There are around 14 autobiographical works by Blasket residents as well as some secondary literature . The following are considered to be the most significant:

  • Tomás Ó Criomhthain (Tomás O'Crohan), An tOileánach , 1929. ( Eng. The boats no longer go out , Lamuv 1983.)
  • Muiris Ó Súilleabháin (Maurice O'Sullivan), Fiche Bliain ag Fás , 1933. ( Eng. "Inselheimat", Manesse 1956 or "The sea is full of the most beautiful things", Lamuv 2000.)
  • Peig Sayers , Peig , 1936. ( Eng . "As Irish as I", Lamuv 1996.)

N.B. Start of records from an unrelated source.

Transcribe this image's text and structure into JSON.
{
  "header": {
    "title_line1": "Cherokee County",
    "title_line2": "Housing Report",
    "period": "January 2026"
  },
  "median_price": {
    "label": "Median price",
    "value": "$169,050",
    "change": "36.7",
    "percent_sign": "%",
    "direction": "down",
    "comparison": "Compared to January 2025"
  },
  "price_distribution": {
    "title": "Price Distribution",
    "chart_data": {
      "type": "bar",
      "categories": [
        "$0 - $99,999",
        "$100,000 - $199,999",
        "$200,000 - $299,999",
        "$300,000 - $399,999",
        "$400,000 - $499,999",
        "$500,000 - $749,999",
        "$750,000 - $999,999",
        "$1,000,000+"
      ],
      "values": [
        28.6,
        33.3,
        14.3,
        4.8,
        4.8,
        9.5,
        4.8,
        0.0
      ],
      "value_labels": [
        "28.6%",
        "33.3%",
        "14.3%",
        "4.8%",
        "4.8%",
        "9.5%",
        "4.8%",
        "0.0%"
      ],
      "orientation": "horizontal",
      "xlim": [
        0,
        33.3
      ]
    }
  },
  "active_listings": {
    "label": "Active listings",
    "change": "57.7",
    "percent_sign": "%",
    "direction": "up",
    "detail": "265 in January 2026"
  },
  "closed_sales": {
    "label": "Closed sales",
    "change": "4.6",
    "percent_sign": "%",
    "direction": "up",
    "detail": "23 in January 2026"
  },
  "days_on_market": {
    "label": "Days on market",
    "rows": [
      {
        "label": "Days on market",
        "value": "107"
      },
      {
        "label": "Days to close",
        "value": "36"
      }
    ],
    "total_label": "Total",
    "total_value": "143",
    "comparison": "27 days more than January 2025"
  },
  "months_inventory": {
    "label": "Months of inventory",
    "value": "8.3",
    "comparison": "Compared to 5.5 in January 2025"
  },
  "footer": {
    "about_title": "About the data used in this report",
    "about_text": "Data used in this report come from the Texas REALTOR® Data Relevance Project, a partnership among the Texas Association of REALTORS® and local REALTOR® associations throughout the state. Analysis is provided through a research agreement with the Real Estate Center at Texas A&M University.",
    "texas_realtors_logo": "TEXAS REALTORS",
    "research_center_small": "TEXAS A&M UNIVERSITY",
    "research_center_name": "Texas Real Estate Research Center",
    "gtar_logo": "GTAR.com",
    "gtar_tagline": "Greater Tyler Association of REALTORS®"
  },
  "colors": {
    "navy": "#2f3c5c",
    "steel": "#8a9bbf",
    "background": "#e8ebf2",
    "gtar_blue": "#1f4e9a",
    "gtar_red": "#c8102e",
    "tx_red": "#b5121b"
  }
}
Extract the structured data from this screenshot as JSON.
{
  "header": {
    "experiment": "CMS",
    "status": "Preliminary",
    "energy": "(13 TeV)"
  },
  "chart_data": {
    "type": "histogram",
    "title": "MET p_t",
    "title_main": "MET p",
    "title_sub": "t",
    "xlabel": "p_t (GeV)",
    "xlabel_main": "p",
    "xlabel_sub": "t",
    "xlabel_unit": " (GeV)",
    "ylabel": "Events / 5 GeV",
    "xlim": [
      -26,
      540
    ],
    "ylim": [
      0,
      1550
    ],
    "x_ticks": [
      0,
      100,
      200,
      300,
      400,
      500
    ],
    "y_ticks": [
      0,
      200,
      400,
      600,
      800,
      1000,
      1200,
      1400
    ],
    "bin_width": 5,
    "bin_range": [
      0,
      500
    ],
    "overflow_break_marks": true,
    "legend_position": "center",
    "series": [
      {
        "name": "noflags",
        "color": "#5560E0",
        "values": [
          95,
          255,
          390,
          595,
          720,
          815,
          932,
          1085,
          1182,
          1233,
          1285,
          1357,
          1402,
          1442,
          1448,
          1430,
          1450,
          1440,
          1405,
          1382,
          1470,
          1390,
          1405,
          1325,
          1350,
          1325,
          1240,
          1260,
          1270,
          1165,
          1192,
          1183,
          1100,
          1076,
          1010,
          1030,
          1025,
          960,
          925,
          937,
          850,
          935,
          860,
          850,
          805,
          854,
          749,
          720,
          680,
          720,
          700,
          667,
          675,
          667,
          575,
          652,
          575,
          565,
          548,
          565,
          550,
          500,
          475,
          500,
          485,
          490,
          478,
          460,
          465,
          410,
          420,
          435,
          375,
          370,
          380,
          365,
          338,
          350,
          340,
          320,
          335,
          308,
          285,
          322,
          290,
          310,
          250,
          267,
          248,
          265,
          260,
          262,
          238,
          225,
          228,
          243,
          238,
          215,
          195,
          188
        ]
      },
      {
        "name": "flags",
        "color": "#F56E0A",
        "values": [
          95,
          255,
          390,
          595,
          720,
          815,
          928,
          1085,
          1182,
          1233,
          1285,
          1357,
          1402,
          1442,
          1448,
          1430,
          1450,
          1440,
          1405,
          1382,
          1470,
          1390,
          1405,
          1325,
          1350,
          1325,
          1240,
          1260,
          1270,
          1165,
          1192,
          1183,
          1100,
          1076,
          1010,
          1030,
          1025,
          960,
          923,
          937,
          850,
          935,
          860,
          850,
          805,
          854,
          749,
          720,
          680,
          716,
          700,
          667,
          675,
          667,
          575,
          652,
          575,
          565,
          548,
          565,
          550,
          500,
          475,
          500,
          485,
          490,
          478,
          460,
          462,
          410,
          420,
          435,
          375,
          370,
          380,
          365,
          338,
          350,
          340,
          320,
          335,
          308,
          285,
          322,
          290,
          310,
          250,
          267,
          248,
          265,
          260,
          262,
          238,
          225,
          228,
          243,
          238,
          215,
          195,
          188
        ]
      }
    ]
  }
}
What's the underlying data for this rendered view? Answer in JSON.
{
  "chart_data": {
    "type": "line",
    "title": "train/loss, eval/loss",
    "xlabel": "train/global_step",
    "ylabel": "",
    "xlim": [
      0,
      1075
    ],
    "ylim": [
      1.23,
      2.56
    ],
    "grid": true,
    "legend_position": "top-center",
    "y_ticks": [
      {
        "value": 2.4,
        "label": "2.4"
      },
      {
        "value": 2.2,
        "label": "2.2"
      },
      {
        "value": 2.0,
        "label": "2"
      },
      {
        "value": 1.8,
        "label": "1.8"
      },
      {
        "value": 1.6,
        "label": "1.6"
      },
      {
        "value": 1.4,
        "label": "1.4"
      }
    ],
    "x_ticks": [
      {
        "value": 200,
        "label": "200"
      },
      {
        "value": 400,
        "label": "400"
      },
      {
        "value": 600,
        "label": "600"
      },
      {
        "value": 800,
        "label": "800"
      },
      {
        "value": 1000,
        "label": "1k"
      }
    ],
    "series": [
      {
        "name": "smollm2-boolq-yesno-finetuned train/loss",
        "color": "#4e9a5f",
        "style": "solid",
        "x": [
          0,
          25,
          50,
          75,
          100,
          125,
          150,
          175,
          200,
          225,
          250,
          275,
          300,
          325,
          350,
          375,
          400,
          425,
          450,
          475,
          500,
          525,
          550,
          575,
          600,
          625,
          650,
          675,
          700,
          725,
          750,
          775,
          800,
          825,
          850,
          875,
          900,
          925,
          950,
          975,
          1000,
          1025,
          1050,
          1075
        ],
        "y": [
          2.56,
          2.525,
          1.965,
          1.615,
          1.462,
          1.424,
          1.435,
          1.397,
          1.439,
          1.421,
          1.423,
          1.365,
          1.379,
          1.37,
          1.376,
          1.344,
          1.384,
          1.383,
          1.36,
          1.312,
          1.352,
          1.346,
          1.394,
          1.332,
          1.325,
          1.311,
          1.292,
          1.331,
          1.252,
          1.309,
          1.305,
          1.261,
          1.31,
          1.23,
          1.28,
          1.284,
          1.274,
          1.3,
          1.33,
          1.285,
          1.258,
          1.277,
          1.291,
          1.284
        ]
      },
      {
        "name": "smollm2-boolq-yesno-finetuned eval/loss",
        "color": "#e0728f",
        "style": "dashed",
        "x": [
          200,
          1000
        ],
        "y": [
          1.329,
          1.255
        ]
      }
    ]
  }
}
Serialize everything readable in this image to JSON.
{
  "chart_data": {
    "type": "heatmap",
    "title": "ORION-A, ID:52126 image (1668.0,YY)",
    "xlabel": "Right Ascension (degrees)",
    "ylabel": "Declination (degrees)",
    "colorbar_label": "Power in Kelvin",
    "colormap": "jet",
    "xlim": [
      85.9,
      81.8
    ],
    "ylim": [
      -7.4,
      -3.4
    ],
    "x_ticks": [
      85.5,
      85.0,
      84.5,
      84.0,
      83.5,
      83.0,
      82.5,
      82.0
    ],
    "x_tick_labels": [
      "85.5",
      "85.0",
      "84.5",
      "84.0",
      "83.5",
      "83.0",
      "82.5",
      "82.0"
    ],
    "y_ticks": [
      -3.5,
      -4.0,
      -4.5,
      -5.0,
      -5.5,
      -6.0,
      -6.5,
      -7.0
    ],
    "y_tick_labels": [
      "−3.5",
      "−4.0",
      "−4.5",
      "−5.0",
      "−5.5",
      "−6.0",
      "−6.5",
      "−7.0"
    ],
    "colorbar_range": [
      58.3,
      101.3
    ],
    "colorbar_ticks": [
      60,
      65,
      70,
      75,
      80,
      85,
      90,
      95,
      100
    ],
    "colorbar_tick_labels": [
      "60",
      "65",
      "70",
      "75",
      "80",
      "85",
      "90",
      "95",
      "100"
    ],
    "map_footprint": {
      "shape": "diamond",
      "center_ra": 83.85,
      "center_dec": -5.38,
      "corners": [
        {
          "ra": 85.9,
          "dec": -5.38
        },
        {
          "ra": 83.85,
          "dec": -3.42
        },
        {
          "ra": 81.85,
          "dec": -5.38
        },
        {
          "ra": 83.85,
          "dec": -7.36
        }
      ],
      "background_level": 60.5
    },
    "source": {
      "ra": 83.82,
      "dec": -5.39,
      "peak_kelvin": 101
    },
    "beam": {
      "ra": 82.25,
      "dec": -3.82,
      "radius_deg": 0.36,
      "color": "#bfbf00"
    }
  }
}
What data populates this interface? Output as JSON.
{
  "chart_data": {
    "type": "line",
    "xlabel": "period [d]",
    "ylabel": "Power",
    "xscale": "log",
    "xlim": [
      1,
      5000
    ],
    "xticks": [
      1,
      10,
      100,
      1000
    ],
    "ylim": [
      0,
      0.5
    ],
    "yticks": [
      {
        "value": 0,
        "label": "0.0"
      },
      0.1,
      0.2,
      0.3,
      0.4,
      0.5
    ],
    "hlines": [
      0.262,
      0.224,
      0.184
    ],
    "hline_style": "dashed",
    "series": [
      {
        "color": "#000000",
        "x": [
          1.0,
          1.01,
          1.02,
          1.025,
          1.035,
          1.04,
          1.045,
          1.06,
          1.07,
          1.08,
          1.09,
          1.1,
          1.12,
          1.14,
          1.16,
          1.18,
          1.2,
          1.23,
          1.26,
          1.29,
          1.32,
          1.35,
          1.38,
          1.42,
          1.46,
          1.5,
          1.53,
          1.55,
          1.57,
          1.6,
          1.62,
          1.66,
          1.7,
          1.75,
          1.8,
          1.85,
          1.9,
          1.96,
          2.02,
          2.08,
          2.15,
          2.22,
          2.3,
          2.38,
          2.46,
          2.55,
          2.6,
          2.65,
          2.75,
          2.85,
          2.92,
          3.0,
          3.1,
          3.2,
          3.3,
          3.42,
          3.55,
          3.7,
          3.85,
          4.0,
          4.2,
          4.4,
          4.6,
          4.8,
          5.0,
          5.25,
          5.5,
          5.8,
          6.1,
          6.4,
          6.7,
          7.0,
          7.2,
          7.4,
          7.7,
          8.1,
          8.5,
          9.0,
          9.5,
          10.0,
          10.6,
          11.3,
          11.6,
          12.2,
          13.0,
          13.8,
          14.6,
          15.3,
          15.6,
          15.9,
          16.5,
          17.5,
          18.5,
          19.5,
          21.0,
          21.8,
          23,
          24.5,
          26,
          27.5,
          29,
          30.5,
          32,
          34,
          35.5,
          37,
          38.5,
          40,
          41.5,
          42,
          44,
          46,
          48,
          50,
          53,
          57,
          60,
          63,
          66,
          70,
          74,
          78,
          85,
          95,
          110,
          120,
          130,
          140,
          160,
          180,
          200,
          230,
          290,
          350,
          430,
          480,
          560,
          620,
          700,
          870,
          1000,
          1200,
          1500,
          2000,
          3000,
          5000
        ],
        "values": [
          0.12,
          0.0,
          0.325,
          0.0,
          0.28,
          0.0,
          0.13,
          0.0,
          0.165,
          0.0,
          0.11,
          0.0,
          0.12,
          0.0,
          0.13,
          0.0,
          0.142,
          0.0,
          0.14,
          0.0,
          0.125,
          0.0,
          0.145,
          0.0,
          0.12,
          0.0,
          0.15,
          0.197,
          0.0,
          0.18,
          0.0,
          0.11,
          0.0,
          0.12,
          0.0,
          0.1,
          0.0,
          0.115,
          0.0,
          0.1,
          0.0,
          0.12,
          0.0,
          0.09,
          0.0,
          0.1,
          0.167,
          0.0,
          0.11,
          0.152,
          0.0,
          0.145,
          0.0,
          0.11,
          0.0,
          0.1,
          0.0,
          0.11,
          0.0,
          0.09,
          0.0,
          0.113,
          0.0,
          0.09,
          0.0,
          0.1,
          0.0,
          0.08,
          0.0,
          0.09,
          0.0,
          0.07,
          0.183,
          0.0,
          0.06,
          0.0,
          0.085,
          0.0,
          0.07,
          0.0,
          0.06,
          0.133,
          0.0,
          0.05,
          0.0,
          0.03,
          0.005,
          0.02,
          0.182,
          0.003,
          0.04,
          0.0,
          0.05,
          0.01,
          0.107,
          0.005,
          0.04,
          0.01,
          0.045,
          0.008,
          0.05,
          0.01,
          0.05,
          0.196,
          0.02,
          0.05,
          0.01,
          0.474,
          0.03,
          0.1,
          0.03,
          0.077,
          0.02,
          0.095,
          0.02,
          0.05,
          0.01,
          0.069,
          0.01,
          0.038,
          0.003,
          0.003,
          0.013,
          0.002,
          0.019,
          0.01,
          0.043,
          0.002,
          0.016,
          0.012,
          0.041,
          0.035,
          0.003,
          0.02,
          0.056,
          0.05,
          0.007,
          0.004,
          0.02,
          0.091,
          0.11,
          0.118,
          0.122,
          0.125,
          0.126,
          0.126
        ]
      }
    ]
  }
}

Note: The German translations are all based on the English translations & # 150; Tomás O'Crohan: The Islandman (Oxford 1951), Maurice O'Sullivan: Twenty Years A-Growing (Oxford 1953) and Peig Sayers: Peig (Dublin 1974).

Annemarie Böll and Heinrich Böll , who had a second home on an island in north-west Ireland, translated Tomás O'Crohan's boats in 1960 .

literature

  • Robin Flower : The Western Island, or, The Great Blasket , Oxford 1944.